Ce que je vous reproche, à vous autres, ça n’est pas qu’il y ait encore des pauvres, non. (…) je ne vous pardonne pas, puisque vous en avez la garde, de nous les livrer si sales. Comprenez-vous ? Après vingt siècles de christianisme, tonnerre de Dieu, il ne devrait plus y avoir de honte à être pauvre. Ou bien, vous l’avez trahi, votre Christ ! Je ne sors pas de là. Bon Dieu de bon Dieu ! Vous disposez de tout ce qu’il faut pour humilier le riche, le mettre au pas. Le riche a soif d’égards, et plus il est riche, plus il a soif. Quand vous n’auriez eu que le courage de les foutre au dernier rang, près du bénitier ou même sur le parvis — pourquoi pas ? — ça les aurait fait réfléchir. Ils auraient louché vers le banc des pauvres, je les connais. Partout ailleurs les premiers, ici, chez Notre-Seigneur, les derniers, voyez-vous ça ? Oh ! Je sais bien que la chose n’est pas commode. S’il est vrai que le pauvre est à l’image et à la ressemblance de Jésus, Jésus lui-même, c’est embêtant de le faire grimper au banc d’œuvre, de montrer à tout le monde une face dérisoire sur laquelle, depuis deux mille ans, vous n’avez pas encore trouvé le moyen d’essuyer les crachats. Car la question sociale est d’abord une question d’honneur. C’est l’injuste humiliation du pauvre qui fait les misérables. On ne vous demande pas d’engraisser des types qui d’ailleurs ont de père en fils perdu l’habitude d’engraisser, qui resteraient probablement maigres comme des coucous. (…) Reste qu’un pauvre, un vrai pauvre, un honnête pauvre ira de lui-même se coller aux dernières places dans la maison du Seigneur, la sienne, et qu’on n’a jamais vu, qu’on ne verra jamais un suisse, empanaché comme un corbillard, le venir chercher du fond de l’église pour l’amener dans le chœur, avec les égards dus à un Prince — un Prince du sang chrétien10.

Pour le chrétien Bernanos, l’Église a trahi le Pauvre, et les bonnes œuvres n’y changeront rien. Les bonnes œuvres donneront bonne conscience à ceux qui l’ont mauvaise, mais Bernanos, lui, n’est pas de cette trempe.
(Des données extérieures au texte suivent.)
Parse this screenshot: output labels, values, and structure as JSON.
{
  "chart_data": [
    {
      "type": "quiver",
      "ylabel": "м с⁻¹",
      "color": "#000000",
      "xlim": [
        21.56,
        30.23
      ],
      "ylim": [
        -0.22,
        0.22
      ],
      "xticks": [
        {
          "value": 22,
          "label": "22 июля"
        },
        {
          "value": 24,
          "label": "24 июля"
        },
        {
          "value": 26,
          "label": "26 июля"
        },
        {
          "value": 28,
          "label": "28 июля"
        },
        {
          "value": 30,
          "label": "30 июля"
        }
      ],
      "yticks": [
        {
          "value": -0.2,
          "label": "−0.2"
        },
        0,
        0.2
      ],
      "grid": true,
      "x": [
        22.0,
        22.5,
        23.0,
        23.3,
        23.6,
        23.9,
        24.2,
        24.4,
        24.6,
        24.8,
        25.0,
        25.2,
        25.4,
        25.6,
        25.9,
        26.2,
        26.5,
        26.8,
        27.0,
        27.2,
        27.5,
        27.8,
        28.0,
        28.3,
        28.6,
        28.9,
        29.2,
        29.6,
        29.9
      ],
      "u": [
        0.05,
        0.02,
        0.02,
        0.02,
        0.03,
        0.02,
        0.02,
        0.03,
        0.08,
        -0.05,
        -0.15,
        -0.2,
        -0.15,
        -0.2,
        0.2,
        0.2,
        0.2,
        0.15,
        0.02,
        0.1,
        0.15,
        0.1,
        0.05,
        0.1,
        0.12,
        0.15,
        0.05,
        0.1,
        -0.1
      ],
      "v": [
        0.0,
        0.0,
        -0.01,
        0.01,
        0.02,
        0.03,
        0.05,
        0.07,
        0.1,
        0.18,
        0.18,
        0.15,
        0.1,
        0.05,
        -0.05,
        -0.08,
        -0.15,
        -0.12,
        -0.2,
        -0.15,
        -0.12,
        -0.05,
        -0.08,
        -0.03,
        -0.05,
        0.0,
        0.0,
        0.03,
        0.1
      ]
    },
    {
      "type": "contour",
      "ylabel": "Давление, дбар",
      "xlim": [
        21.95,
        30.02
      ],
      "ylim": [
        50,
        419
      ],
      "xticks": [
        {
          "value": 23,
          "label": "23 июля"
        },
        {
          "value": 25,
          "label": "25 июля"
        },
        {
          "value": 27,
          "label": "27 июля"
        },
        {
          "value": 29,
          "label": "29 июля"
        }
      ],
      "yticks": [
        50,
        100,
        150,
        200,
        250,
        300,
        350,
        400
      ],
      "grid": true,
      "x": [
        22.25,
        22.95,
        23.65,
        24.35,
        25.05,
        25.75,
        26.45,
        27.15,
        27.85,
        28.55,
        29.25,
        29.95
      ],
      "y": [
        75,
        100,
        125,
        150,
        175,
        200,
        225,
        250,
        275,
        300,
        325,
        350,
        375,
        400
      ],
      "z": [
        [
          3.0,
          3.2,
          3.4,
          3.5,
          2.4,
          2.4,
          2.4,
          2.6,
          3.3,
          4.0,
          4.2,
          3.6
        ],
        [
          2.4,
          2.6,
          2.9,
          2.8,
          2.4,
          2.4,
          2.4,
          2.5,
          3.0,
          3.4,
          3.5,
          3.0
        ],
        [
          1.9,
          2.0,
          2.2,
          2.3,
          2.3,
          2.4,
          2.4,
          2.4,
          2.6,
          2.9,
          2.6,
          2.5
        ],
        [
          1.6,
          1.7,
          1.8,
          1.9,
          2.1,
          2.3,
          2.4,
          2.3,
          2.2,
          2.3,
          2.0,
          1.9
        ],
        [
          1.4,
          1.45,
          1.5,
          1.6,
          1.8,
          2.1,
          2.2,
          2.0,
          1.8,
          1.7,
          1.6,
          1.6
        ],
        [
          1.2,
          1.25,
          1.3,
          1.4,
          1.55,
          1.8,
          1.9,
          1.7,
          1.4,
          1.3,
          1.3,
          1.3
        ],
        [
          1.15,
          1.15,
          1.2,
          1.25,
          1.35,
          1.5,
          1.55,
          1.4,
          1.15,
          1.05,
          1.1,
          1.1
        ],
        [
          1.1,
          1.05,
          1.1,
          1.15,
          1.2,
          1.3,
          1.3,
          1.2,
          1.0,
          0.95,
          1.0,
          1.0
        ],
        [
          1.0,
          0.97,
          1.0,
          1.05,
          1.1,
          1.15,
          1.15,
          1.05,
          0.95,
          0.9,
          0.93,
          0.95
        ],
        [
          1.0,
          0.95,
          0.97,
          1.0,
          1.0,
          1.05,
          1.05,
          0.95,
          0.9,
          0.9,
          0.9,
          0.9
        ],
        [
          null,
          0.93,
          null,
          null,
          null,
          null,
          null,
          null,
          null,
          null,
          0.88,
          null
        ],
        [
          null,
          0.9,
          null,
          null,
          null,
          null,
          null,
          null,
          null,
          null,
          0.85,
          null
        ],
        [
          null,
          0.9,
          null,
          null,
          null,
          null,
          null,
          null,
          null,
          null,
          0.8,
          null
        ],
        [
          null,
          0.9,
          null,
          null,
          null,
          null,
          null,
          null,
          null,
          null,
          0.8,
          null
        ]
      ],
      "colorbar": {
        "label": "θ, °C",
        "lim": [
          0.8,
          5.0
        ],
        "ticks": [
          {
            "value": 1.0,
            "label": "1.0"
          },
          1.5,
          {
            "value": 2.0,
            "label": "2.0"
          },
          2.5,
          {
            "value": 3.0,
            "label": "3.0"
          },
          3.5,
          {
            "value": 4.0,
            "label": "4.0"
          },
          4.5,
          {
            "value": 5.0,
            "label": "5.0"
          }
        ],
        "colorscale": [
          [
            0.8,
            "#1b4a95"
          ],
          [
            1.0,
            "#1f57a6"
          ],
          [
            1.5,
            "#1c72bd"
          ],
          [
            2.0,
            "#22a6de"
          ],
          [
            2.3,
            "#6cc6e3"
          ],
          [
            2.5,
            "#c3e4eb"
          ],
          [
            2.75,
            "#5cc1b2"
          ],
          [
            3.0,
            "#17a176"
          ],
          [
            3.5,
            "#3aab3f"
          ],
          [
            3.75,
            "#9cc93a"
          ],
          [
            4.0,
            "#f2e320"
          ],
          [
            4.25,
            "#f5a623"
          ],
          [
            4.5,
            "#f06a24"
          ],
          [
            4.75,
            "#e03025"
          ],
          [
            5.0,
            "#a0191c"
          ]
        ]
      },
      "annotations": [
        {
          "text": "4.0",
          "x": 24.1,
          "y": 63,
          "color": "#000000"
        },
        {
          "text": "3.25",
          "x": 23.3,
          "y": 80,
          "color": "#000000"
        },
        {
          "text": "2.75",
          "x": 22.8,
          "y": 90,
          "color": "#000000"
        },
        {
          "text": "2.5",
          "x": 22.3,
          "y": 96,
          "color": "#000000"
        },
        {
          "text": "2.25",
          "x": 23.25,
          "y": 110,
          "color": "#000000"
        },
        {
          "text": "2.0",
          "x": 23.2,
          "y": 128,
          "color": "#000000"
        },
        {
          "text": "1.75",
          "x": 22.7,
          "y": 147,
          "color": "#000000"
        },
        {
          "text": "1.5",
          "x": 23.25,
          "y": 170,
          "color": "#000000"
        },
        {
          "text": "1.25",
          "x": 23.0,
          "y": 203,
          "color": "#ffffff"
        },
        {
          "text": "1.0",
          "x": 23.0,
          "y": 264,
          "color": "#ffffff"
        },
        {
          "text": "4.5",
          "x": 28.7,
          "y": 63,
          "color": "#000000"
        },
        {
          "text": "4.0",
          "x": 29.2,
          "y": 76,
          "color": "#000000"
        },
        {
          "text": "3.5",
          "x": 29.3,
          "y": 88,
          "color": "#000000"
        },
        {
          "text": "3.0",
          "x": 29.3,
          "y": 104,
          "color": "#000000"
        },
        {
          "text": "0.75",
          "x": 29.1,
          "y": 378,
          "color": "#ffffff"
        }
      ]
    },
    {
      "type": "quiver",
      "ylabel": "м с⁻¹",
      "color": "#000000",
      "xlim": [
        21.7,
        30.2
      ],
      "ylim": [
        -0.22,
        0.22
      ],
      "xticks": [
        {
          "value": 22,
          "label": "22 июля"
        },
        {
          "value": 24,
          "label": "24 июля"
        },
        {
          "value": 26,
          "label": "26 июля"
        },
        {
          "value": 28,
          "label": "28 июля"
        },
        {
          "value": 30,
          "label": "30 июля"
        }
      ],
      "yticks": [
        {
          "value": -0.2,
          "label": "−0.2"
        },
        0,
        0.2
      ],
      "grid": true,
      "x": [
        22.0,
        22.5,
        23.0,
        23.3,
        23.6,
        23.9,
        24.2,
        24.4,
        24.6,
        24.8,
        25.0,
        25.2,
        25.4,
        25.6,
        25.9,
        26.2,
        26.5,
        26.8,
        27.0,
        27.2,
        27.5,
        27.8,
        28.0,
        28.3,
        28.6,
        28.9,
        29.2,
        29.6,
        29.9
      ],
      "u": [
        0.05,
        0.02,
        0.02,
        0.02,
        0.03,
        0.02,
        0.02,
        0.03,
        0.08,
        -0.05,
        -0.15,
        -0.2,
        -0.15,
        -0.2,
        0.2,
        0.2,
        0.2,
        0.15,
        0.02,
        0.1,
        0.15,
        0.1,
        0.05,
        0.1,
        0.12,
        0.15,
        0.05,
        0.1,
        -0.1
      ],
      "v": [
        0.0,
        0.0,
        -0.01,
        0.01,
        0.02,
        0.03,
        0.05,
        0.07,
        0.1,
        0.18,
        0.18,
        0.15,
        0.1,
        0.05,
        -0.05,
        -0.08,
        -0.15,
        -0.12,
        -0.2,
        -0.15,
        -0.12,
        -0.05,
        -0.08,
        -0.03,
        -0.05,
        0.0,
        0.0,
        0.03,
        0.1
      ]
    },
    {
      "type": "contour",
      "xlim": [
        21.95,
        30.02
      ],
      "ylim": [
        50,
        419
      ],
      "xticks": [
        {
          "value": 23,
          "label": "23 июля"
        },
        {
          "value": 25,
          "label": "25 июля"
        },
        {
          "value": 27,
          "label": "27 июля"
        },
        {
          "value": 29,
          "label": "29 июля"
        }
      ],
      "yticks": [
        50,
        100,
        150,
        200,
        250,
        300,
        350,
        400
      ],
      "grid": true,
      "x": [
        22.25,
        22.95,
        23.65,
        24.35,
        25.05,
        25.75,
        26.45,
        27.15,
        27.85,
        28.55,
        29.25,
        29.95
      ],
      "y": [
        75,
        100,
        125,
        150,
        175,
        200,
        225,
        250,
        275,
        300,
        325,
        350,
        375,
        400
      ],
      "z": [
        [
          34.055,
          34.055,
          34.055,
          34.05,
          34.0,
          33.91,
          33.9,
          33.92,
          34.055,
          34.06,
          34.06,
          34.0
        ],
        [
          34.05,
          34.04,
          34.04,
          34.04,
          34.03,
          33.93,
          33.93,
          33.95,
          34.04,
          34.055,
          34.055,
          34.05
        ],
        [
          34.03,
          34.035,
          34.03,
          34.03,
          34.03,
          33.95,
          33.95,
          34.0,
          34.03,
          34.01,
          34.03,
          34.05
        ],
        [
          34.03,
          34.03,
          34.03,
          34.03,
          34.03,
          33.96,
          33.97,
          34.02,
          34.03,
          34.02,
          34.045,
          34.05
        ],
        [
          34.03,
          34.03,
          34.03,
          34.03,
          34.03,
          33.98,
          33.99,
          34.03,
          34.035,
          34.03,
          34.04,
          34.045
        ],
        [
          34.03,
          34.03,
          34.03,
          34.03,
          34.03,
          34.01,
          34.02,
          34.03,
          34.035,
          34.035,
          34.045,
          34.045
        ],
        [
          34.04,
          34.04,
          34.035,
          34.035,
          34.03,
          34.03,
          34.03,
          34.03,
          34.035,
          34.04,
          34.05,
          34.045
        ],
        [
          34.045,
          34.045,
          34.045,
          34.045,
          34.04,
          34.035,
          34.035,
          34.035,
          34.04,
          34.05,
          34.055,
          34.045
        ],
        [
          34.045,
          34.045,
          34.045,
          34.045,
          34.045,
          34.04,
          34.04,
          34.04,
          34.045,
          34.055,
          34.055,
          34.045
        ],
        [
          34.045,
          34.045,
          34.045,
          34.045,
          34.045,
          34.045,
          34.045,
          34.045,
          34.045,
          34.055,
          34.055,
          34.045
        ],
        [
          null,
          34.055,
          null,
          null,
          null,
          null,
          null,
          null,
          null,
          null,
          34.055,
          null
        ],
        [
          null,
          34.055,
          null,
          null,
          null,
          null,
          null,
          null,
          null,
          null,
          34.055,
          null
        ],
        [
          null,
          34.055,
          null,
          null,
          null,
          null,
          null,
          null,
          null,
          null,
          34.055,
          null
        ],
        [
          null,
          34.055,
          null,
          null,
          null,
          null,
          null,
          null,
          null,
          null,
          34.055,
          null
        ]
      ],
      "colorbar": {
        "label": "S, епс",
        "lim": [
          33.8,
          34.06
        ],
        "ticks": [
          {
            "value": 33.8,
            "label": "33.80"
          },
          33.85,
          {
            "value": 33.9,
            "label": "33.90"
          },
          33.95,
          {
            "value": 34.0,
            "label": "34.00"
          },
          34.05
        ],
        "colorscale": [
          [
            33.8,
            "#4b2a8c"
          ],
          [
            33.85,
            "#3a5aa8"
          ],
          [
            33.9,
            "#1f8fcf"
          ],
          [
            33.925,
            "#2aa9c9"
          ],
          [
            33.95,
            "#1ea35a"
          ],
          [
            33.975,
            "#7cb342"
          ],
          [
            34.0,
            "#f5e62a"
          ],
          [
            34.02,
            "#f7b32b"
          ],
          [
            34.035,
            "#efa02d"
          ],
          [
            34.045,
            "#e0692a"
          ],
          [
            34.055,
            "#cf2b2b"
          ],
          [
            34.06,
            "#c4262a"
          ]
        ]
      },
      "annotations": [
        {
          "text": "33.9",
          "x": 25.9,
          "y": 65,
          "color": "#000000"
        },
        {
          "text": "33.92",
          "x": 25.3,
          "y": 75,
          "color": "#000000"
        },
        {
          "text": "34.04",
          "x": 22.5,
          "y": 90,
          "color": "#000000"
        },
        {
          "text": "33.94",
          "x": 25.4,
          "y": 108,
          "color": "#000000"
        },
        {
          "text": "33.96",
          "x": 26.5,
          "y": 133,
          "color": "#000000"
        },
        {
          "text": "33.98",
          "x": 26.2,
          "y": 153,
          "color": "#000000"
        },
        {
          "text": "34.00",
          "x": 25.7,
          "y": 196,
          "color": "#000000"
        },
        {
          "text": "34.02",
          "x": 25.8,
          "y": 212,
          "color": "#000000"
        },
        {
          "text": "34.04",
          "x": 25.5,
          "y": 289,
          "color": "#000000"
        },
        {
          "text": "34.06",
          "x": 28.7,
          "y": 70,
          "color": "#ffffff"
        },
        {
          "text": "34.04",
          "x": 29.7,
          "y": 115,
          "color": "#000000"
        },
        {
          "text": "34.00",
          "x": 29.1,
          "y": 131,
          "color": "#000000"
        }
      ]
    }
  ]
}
Il a choisi son Maître : « ’Vous ne pouvez pas servir Dieu et le monde, vous ne pouvez servir Dieu et l’Argent…’ Rassurez-vous, je ne commenterai pas ce texte, puisque vous me le défendez. Je dirai simplement que si vous aviez pris depuis vingt siècles autant de peine à le justifier que vous avez dépensé d’ingéniosité, de finesse et de psychologie, non pas sans doute à le détourner de son sens — Dieu ne l’eût pas permis — mais à mettre en garde vos paroissiens contre une interprétation trop littérale, la Chrétienté serait peut-être plus vivante »11.

Oui, le message de l’Évangile est révolutionnaire, et oui, l’Église aurait dû être à l’avant-garde de l’insurrection contre l’ordre ancien et ses prestiges, alors qu’elle les a trop souvent cautionnés. Dans Journal d’un curé de campagne, Bernanos fait une place étonnante à « l’expérience russe ». Ses deux personnages de prêtres, le curé de Torcy et le curé d’Ambricourt, sont interpellés par ce qui se passe en Union soviétique, parce qu’ils ont compris que le communisme s’édifiait sur l’échec de la chrétienté, qu’il était une tentative des hommes pour réaliser « un royaume de justice sans Justice, une chrétienté sans Christ ».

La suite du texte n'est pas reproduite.